9 March 2008

Atypical

I hesitated a little before I included this picture in my post. The view is most atypical. Probably because I'm not supposed to do too much, it's raining (you understand – if the sun was shining, I would be walking everywhere and exhausted for the rest of my stay here). It was 17 degrees on Monday and bright sunshine. Today: 13, low clouds, rain. The sea was ink-black yesterday afternoon. I had never seen it this colour before, in the 50-odd times I saw it in my life. This morning, it is light grey, reflecting the sorry colour of the sky. In fact, I’ve just looked up again and I can no longer distinguish the sea from the sky (you can just about on the picture). The earth is at one with the heavens. And it’s still raining...

After reading my book in bed and listening to B’s music on her iPod station, relaxing, musing, I thought some more about my trip yesterday.

‘Hey everybody, this is the land of my childhood holidays!’ I wanted to shout to all the passengers when we started descending. ‘Hey, listen all! I know this area so well! You’ll see, when we get closer to the airport, suddenly we’ll go out towards the sea and the view will be breathtaking! It’s my favourite part of the trip! The beautiful Med!’

I shed a few tears, overcome by emotion. I hadn’t flown to this part of France for nearly four years...

However, to my astonishment, we arrived at a strange angle, and so instead of circling wide towards the sea just before we could see the landing strip, it was as if we were heading straight for the north of Africa, passing the south coast of France on our way to, dare I say, more beautiful, certainly more exotic, landscapes. For a long time, all we could see was the blue of the sea (along with some jellyfish, if you had the imagination of the brats at the back of the plane) and the white of the boats bobbing seemingly gently below us. Then suddenly, mountain peaks appeared, white as coconut ice cream, their edges rugged, grey, raw. I had never seen the Alps while hovering above the sea. The best of both worlds right here, one below me, one ahead of me, nearly reconcilable. I was mesmerised. Apparently, we went as far as Menton and Monaco, then we started flying lower and back towards where we should have headed in the first place – Nice airport – going along the coast. We passed Cap Ferrat – so distinctly a cape when you’re flying above it! – the port of Villefranche, the Promenade des Anglais, and finally the strip of land where the plane could be put down, after a two-hour journey. Within minutes, we were at our gate, disembarked, and five minutes later my suitcase was rightfully mine again. B’s partner, R, arrived as I was busy looking at Stelios and the man next to him, both being welcomed by a handsome French man, and all was well in the world. I had made it safely to the land of my childhood holidays. My present holiday could start!

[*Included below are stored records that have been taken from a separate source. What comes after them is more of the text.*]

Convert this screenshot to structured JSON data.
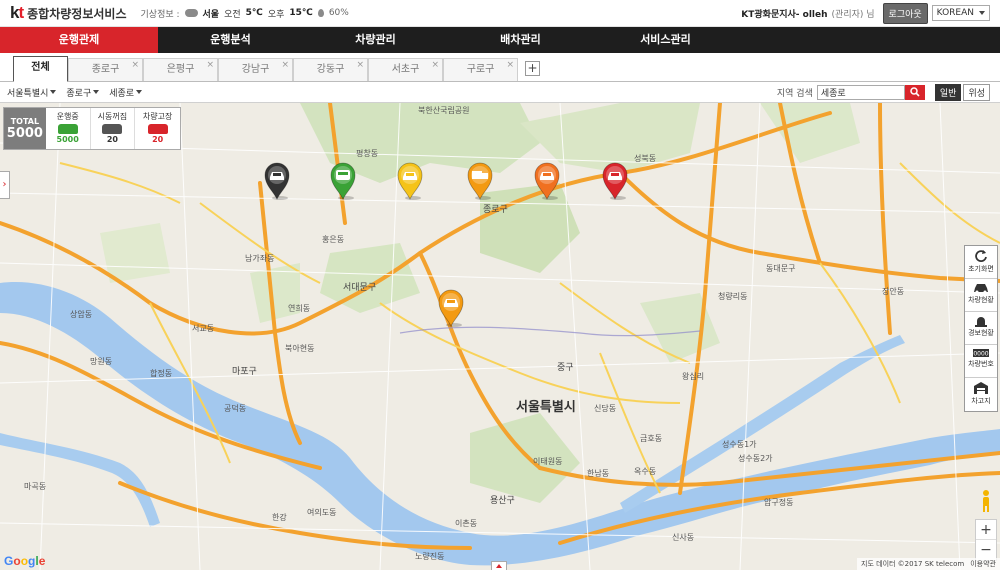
{
  "header": {
    "logo_kt": "kt",
    "service_name": "종합차량정보서비스",
    "weather_label": "기상정보 :",
    "city": "서울",
    "am_label": "오전",
    "am_temp": "5℃",
    "pm_label": "오후",
    "pm_temp": "15℃",
    "humidity": "60%",
    "user_name": "KT광화문지사- olleh",
    "user_role": "(관리자) 님",
    "logout_label": "로그아웃",
    "language": "KOREAN"
  },
  "nav": {
    "items": [
      {
        "label": "운행관제",
        "active": true
      },
      {
        "label": "운행분석",
        "active": false
      },
      {
        "label": "차량관리",
        "active": false
      },
      {
        "label": "배차관리",
        "active": false
      },
      {
        "label": "서비스관리",
        "active": false
      }
    ]
  },
  "tabs": {
    "items": [
      {
        "label": "전체",
        "active": true
      },
      {
        "label": "종로구"
      },
      {
        "label": "은평구"
      },
      {
        "label": "강남구"
      },
      {
        "label": "강동구"
      },
      {
        "label": "서초구"
      },
      {
        "label": "구로구"
      }
    ],
    "close_glyph": "×",
    "add_glyph": "+"
  },
  "filters": {
    "city": "서울특별시",
    "district": "종로구",
    "road": "세종로",
    "search_label": "지역 검색",
    "search_value": "세종로",
    "map_normal": "일반",
    "map_satellite": "위성"
  },
  "status": {
    "total_label": "TOTAL",
    "total_value": "5000",
    "running_label": "운행중",
    "running_value": "5000",
    "running_color": "#3aa236",
    "idle_label": "시동꺼짐",
    "idle_value": "20",
    "idle_color": "#555555",
    "fault_label": "차량고장",
    "fault_value": "20",
    "fault_color": "#d8252b"
  },
  "tools": [
    {
      "label": "초기화면",
      "icon": "refresh-icon"
    },
    {
      "label": "차량현황",
      "icon": "car-icon"
    },
    {
      "label": "경보현황",
      "icon": "alarm-icon"
    },
    {
      "label": "차량번호",
      "icon": "plate-icon"
    },
    {
      "label": "차고지",
      "icon": "garage-icon"
    }
  ],
  "map": {
    "city_label": "서울특별시",
    "gu_labels": [
      "종로구",
      "서대문구",
      "마포구",
      "용산구",
      "중구"
    ],
    "places": [
      "북한산국립공원",
      "평창동",
      "홍은동",
      "연희동",
      "성북동",
      "동대문구",
      "장안동",
      "한강",
      "여의도동",
      "이태원동",
      "한남동",
      "신사동",
      "압구정동",
      "성수동1가",
      "성수동2가",
      "금호동",
      "옥수동",
      "망원동",
      "합정동",
      "서교동",
      "노량진동",
      "이촌동",
      "신당동",
      "왕십리",
      "청량리동",
      "남가좌동",
      "북아현동",
      "공덕동",
      "마곡동",
      "상암동"
    ],
    "google": "Google",
    "attribution": [
      "지도 데이터 ©2017 SK telecom",
      "이용약관"
    ],
    "pins": [
      {
        "color": "#333333",
        "vehicle": "sedan"
      },
      {
        "color": "#3aa236",
        "vehicle": "bus"
      },
      {
        "color": "#f5c318",
        "vehicle": "sedan"
      },
      {
        "color": "#f39a12",
        "vehicle": "truck"
      },
      {
        "color": "#f07020",
        "vehicle": "sedan"
      },
      {
        "color": "#d8252b",
        "vehicle": "sedan"
      },
      {
        "color": "#f39a12",
        "vehicle": "sedan"
      }
    ]
  }
}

Ironically, an English voice on Riviera Radio was the first sound I heard when I got to R and B’s flat. ‘What is this? I’ve come to France and I hear an English voice on the radio?!’

‘Ah! This is Riviera Radio, for all the Brits who’ve settled in the area.’

Unbelievable!

But indeed, the ads are all about buying and renting flats and houses, with a splendid 360-degree view of the Med, a huge balcony and two or three bedrooms, of course at an exorbitant price. For a minute during our scenic drive from the airport to Beausoleil, I imagined myself living out here, but now I understood why B and R hate the whole Monaco experience. The glamour is only superficial (though the wealth of the people is quite real). It is a million light years away from my life and what I like in Life...

2 comments:

Helen said...

I stumbled across Rivera Radio when I was living out in Aix en Provence too. I have to say that I was disappointed because it spoilt the whole "immersing myself in France and Frenchness" experience.

Lotus Flower said...

They do play some very good music, though, I have to say! And there are not too many ads (French ads drive me crazy!).